В своей квартирке Кляйнманы крепко держались друг за друга, особенно сплотившись после отъезда Эдит. Курт ходил в одну из импровизированных школ, а его брат и сестра старались хоть как-нибудь помочь родителям. В то лето Фрицу исполнилось шестнадцать, и он получил новый паспорт. Из всех фотографий на J-Karte в семье сохранились только снимки Фрица, на которых красивый мальчик в одной нижней майке с ненавистью смотрел в камеру.
Время от времени до Вены добирались письма от Эдит, простенькие и краткие. Она устроилась прислугой, у нее все хорошо. Живет в пригороде Лидса, работает в семье русской еврейки, хозяйку зовут миссис Бростофф. О своих переживаниях Эдит не писала ни слова.
Летом письма еще приходили, но потом в одночасье прекратились: 1 сентября Германия напала на Польшу. Британия и Франция объявили войну, и между Эдит и семьей встала непроницаемая стена.
Девять дней спустя на них обрушился еще более тяжкий удар. 10 сентября Фрица схватило гестапо.
* * *
По Рейху прокатилась новая волна арестов.
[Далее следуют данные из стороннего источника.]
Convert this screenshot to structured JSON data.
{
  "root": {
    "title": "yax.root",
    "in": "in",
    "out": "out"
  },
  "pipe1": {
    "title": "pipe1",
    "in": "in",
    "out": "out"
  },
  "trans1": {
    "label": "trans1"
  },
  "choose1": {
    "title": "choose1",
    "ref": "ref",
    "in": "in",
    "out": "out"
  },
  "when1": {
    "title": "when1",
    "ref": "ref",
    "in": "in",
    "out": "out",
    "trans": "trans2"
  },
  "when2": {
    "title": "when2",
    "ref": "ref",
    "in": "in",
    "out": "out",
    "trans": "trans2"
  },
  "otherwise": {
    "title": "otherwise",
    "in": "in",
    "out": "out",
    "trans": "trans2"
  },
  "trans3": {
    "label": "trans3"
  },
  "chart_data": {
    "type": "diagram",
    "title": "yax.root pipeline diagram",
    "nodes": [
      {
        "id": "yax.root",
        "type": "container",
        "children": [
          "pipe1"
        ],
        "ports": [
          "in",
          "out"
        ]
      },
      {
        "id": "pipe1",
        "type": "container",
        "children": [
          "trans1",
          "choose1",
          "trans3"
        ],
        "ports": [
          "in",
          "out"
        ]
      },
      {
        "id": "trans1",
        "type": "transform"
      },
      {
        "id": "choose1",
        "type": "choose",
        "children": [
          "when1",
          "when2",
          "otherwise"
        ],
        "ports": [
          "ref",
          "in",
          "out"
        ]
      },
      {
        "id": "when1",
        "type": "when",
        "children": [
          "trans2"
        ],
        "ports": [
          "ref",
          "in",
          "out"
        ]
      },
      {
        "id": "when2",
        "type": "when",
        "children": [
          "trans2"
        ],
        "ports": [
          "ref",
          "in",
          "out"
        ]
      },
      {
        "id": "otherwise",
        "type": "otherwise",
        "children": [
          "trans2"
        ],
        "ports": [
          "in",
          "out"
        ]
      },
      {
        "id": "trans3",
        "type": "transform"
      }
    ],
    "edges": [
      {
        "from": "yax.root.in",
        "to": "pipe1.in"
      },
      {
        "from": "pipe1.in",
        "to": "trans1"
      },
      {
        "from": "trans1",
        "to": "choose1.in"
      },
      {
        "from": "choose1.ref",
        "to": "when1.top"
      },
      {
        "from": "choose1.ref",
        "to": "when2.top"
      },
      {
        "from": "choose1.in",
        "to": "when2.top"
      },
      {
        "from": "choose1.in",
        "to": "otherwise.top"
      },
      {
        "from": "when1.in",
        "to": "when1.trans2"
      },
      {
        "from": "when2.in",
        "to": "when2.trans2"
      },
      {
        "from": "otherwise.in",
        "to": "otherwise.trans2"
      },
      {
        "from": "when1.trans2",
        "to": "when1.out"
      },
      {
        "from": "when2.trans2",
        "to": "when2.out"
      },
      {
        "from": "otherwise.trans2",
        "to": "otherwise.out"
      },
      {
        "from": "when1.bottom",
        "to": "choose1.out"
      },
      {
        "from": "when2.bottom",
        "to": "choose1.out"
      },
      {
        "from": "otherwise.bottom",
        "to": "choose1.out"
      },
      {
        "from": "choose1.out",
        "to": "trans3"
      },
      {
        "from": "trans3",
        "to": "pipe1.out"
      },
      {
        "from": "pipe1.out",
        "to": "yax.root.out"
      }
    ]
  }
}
После вступления Германии в войну с Польшей все евреи польского происхождения стали считаться «враждебными иностранцами»[88]. Густав, австрийский гражданин по рождению и воспитанию, казалось бы, был вне опасности. Однако те, кто был давно с ним знаком, знали и то, что на свет он появился в старинном королевстве Галиция. С 1918 года Галиция являлась частью Польши, поэтому, с точки зрения Германии, все евреи, рожденные там, считались поляками и, соответственно, представляли угрозу.